焚火から何度か爆ぜる音が聞こえ、モエがついに言う。
「アロー様。私は……私は、間違っていたのでしょうか」
「……間違い?」
「私は、アロー様の命令を聞いて動きました。リューネ様たちを頼む……私はずっと、あなたの命令を受け、旦那様の命令を受けて育ちました。そこに、私の意志があったのか、そうじゃないのか……私には、よくわからないのです」
「お前も同じだよ」
「……え?」
俺はモエに言う。久しぶりに、本当に顔を合わせた気がした。
「お前も、間違えたんだ。リューネを頼むって俺の言葉を、リューネの意志に従うって思った。だから、サリヴァンと一緒にいるリューネに従って、結果としてああなった……」
「……やはり、間違っていた」
「ああ。俺も、お前も、リューネも、間違えた……」
「…………なら、私に罰は」
「ない。そもそも、俺はもうお前の主じゃない。だから、お前も自由なんだ」
「そうよ。モエ、あたしはもう大丈夫。だからさ、あんたも……」
俺とリューネは、モエに向かって微笑んだ。
モエは俯き、口元を結び……俺に言う。
「アロー様……申し訳ございませんでした」
「いいんだ」
「私は、あなたを苦しめた」
「いいんだって」
「私は……馬鹿で、融通の利かない、自分で考えることもできない、のろまで、愚図で……」
「やめろって」
「私が、リューネ様たちを止めていれば、こんなことには……!!」
「モエ、やめろ!!」
大声を出すと、モエがビクッと震えた。
ようやく自分の『声』で『気持ち』を吐き出したモエは、とめどなく涙を流していた。
俺は迷いなく、モエを抱きしめ、頭を撫でる。
「苦しいこと、後悔、全部吐き出せ。
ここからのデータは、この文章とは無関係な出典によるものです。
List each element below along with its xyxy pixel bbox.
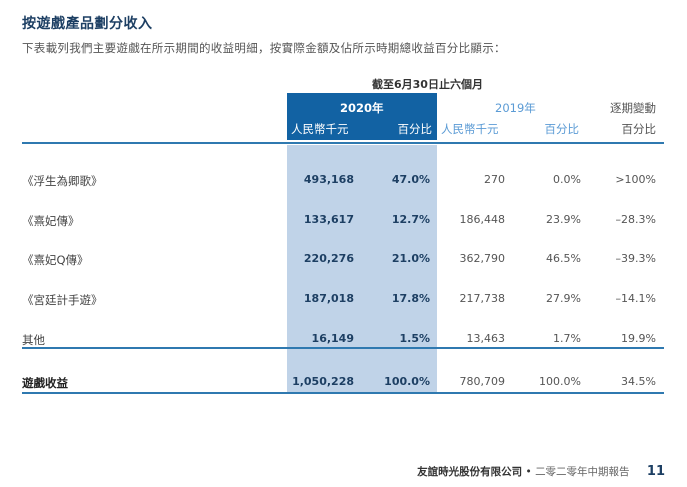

そして……明日から、またよろしく頼む」
「……ぅ、ぅぅ、あ、ぁぁぁぁぁ!!」
モエはしばらく泣き続け、俺は強くモエを抱きしめるのだった。
◇◇◇◇◇◇
◇◇◇◇◇◇
「あ~あ……味、薄れちゃった」
「残念でした」
アミーがムスッとし、アテナが隣に座って肩を小突く。
「さっき、とんでもなく極上の『不幸』の味がしたの。いろんな不幸を濃縮して煮詰めたような…‥でも、アローが抱きしめて何か呟いたら、薄れちゃった。もうダメ、完全な搾りかすねぇ……」
「諦めなさい。あの三人はもう、私の庇護下にあるわ」
「はぁ~……モエとも、お別れねぇ。でもいいの? モエ、リューネと同じくらい、アローのこと好きよ?」
「ま、アローは私が大好きだから問題なし。ま、子種欲しいならあげてもいいけど」
「……人間って、そういうの嫌がるんじゃなかったっけ?」
「そうなの? よくわかんないけど……あーあ。なんか喉乾いてきた。水ちょーだい」
「自分でやりなさいよ……」
しばし、アテナはアミーと雑談……夜は更けていくのだった。
アスモデウス領地まで、もう少し。